As Des Ekin writes in his book The Last Armada, the famous conflict at Kinsale was a "war of two Christmases". The English still used the old Julian calendar. The Irish and Spanish had adopted the new Gregorian, introduced by the Vatican only 19 years earlier.
So when it was Christmas Day for them, it was still only December 15th – an ordinary Tuesday – for the soldiers of Lord Mountjoy, besieging the Spanish invaders in the port, and in turn being circled by the advancing forces of O'Neill and O'Donnell, who had marched 300 miles south to help their allies.
The Spanish commander, Don Juan del Águila, was by then desperate for the Irish army’s arrival, having been pinned down for months already, his men depleted by hunger and disease.
But in the meantime, the natives had to celebrate Gregorian Christmas. And they did so in style, over a number of days, according to the 17th-century writer Lughaidh O’Cleary (quoted by Ekin): “[…] the chief men in turn feasting and rejoicing together in delight and gladness of mind and soul, as if they were in their own great royal castles”.
Mountjoy’s forces, in the meantime, dug deeper trenches and constructed gun platforms. They also continued their bombardment of the port.
Mind you, they were in wretched shape too. In an impatient letter to O’Neill, written on December 28th (Gregorian), del Águila assured him that “the enemies are tired, and very few, and cannot guard the third part of their trenches”. For once the weather was not on England’s side, either. The wind had been blowing from the west for weeks, thwarting plans to send relief supplies by sea. As their Christmas approached, a colleague of Mountjoy noted afterwards, the best banquet they could look forward to was one involving dogs, cats, and horses.
But if the wind wasn’t with them, the English may have had the support of another unpredictable element. Because while both sides believed they had God on their side, providence decreed the battle would happen, auspiciously for Protestants, on old-style Christmas Eve.
It was 10 days later in the Catholic calendar. And if the Spanish and Irish weren’t suffering from the January blues before the battle, they were afterwards.
The story about the whiskey dates from the Irish new year celebrations, when one of the lesser chieftains, Brian McHugh Óg McMahon of Monaghan, is said to have contacted an English general he knew, asking for a bottle. The general obliged, and in return (goes the claim), McMahon told him to expect an attack at daybreak on January 3rd. Historians don’t believe it, as a rule. One has called it an outright “fabrication”.
As for Ekin, he thinks the whiskey probably did change hands but that if any information leaked the other way, it couldn’t have made much difference, because the English knew an attack was imminent and were on maximum alert already.
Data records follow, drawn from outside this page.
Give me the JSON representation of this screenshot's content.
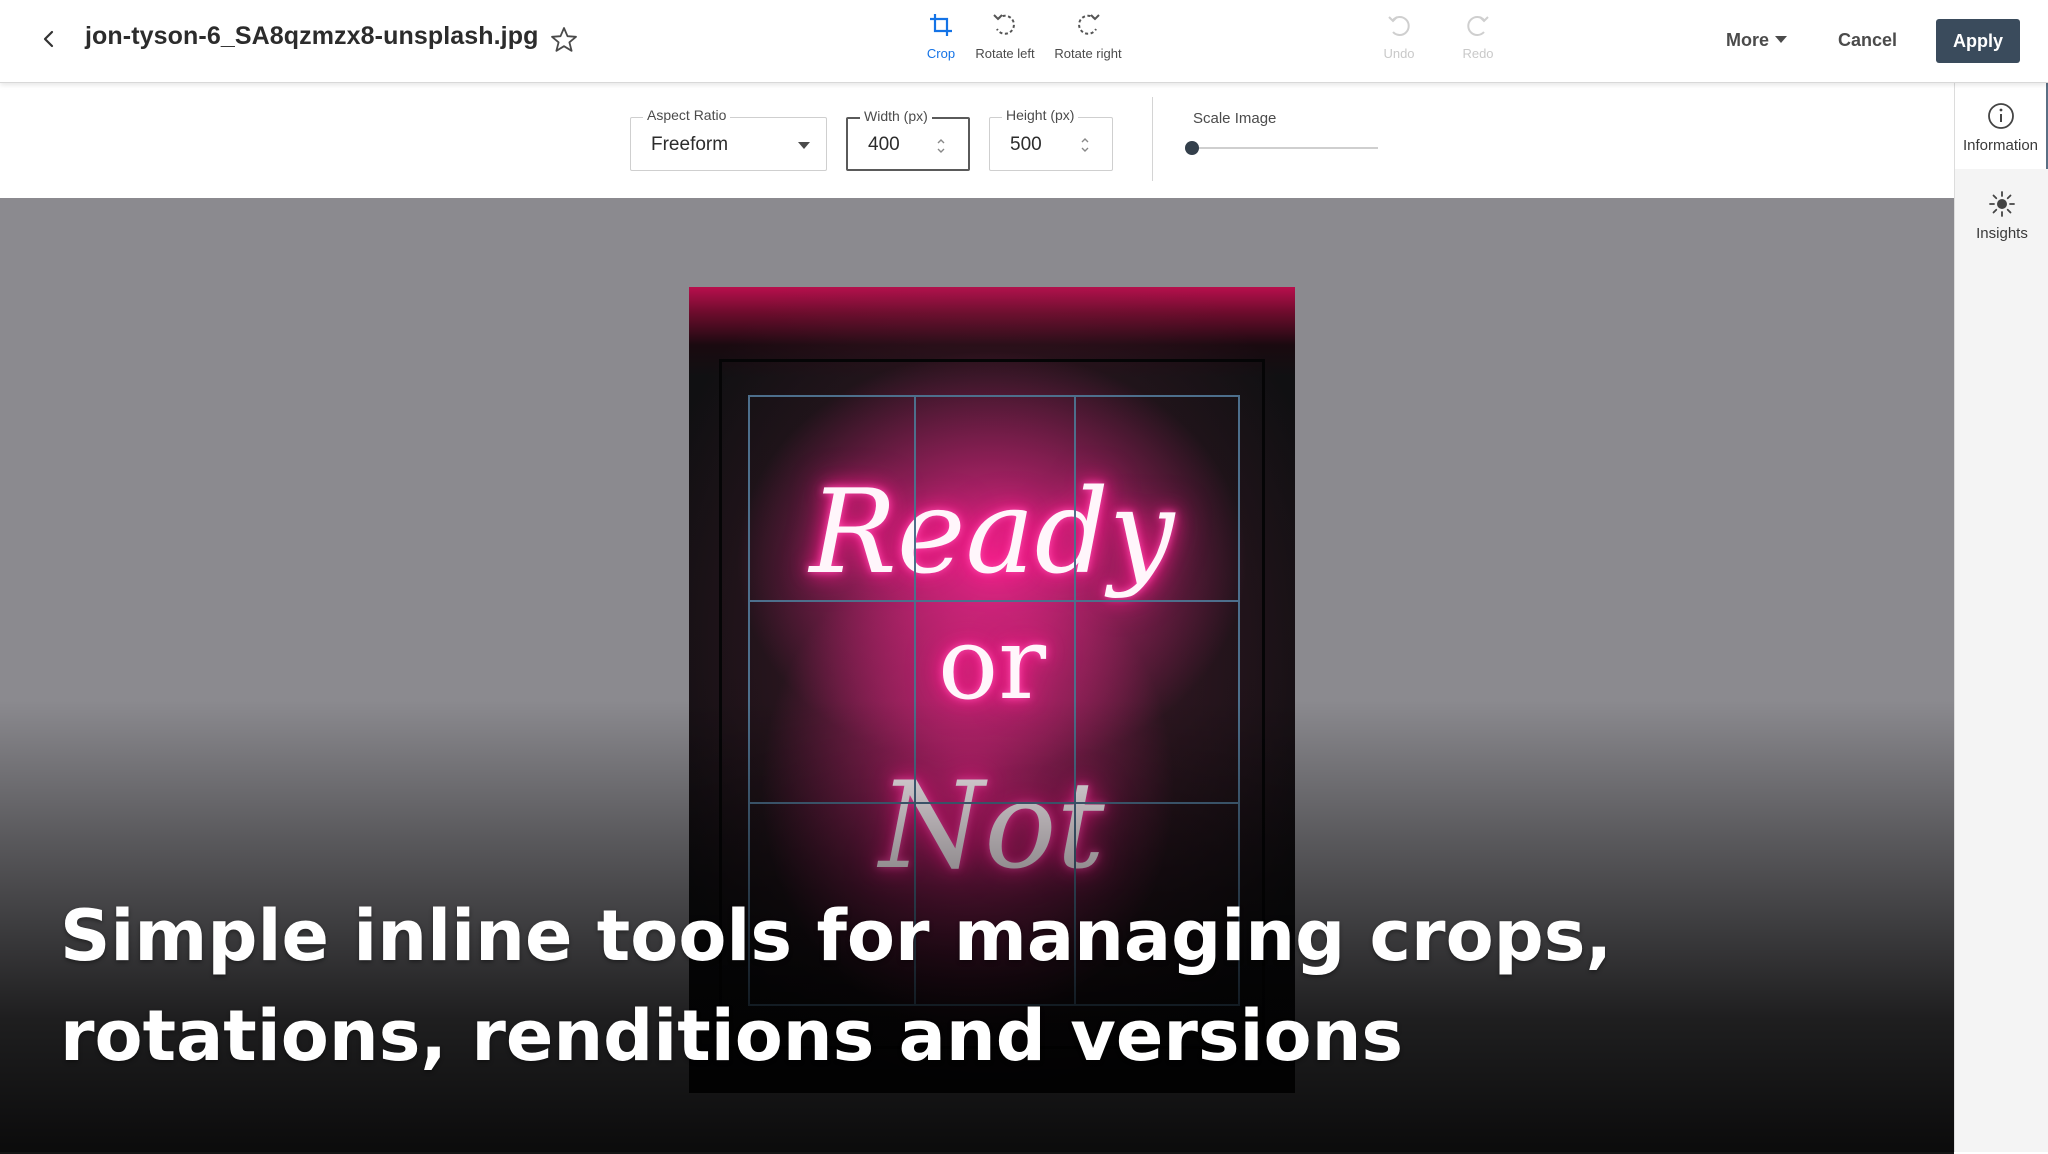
{
  "header": {
    "back_icon": "chevron-left-icon",
    "filename": "jon-tyson-6_SA8qzmzx8-unsplash.jpg",
    "favorite_icon": "star-outline-icon",
    "tools": [
      {
        "label": "Crop",
        "icon": "crop-icon",
        "state": "active"
      },
      {
        "label": "Rotate left",
        "icon": "rotate-left-icon",
        "state": "enabled"
      },
      {
        "label": "Rotate right",
        "icon": "rotate-right-icon",
        "state": "enabled"
      },
      {
        "label": "Undo",
        "icon": "undo-icon",
        "state": "disabled"
      },
      {
        "label": "Redo",
        "icon": "redo-icon",
        "state": "disabled"
      }
    ],
    "more_label": "More",
    "cancel_label": "Cancel",
    "apply_label": "Apply"
  },
  "crop_options": {
    "aspect_ratio": {
      "label": "Aspect Ratio",
      "value": "Freeform"
    },
    "width": {
      "label": "Width (px)",
      "value": "400"
    },
    "height": {
      "label": "Height (px)",
      "value": "500"
    },
    "scale": {
      "label": "Scale Image",
      "value_fraction": 0.0
    }
  },
  "rail": {
    "items": [
      {
        "label": "Information",
        "icon": "info-icon",
        "active": true
      },
      {
        "label": "Insights",
        "icon": "sun-icon",
        "active": false
      }
    ]
  },
  "photo": {
    "sign_lines": [
      "Ready",
      "or",
      "Not"
    ]
  },
  "caption": {
    "text": "Simple inline tools for managing crops, rotations, renditions and versions"
  },
  "colors": {
    "accent": "#1473e6",
    "apply_bg": "#3a4b5c",
    "canvas_bg": "#8b8a8f",
    "crop_grid": "#4d6f8c",
    "neon": "#ff1a8c"
  }
}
In any case, Ekin writes, when O’Neill marched his forces onto a hill that del Águila had urged him to seize, he was “daunted by the sight of the formidable defensive ring the English had erected while the Irish were celebrating Christmas”. Then he quickly retreated, but not quickly enough, as Mountjoy’s cavalry charged after him in open countryside and routed his army in an hour.
Thus occurred what, in the words of O'Neill's biographer Sean O'Faolain, was "one of the decisive moments in the history of Ireland, incomparably more important than the Battle of the Boyne, or any other battle in the course of her history".
But even 414 years later, nobody can explain with certainty why it happened as it did. O’Faolain argued that, far from delaying fatally, O’Neill was untypically reckless in attacking then, even allowing that the impatient del Águila and the impetuous O’Donnell were both urging him on. His instinct always was to play the waiting game. He could have waited again here.
But nothing in the dénouement was clear-cut. And among the things we can now endlessly speculate about is whether the extra time the English were allowed to erect their defences was an influence on the outcome.
“Or to put it another way,” as Ekin asks, “would the course of our history have been different if O’Neill’s Irish insurgents had not enjoyed such a very merry Christmas?”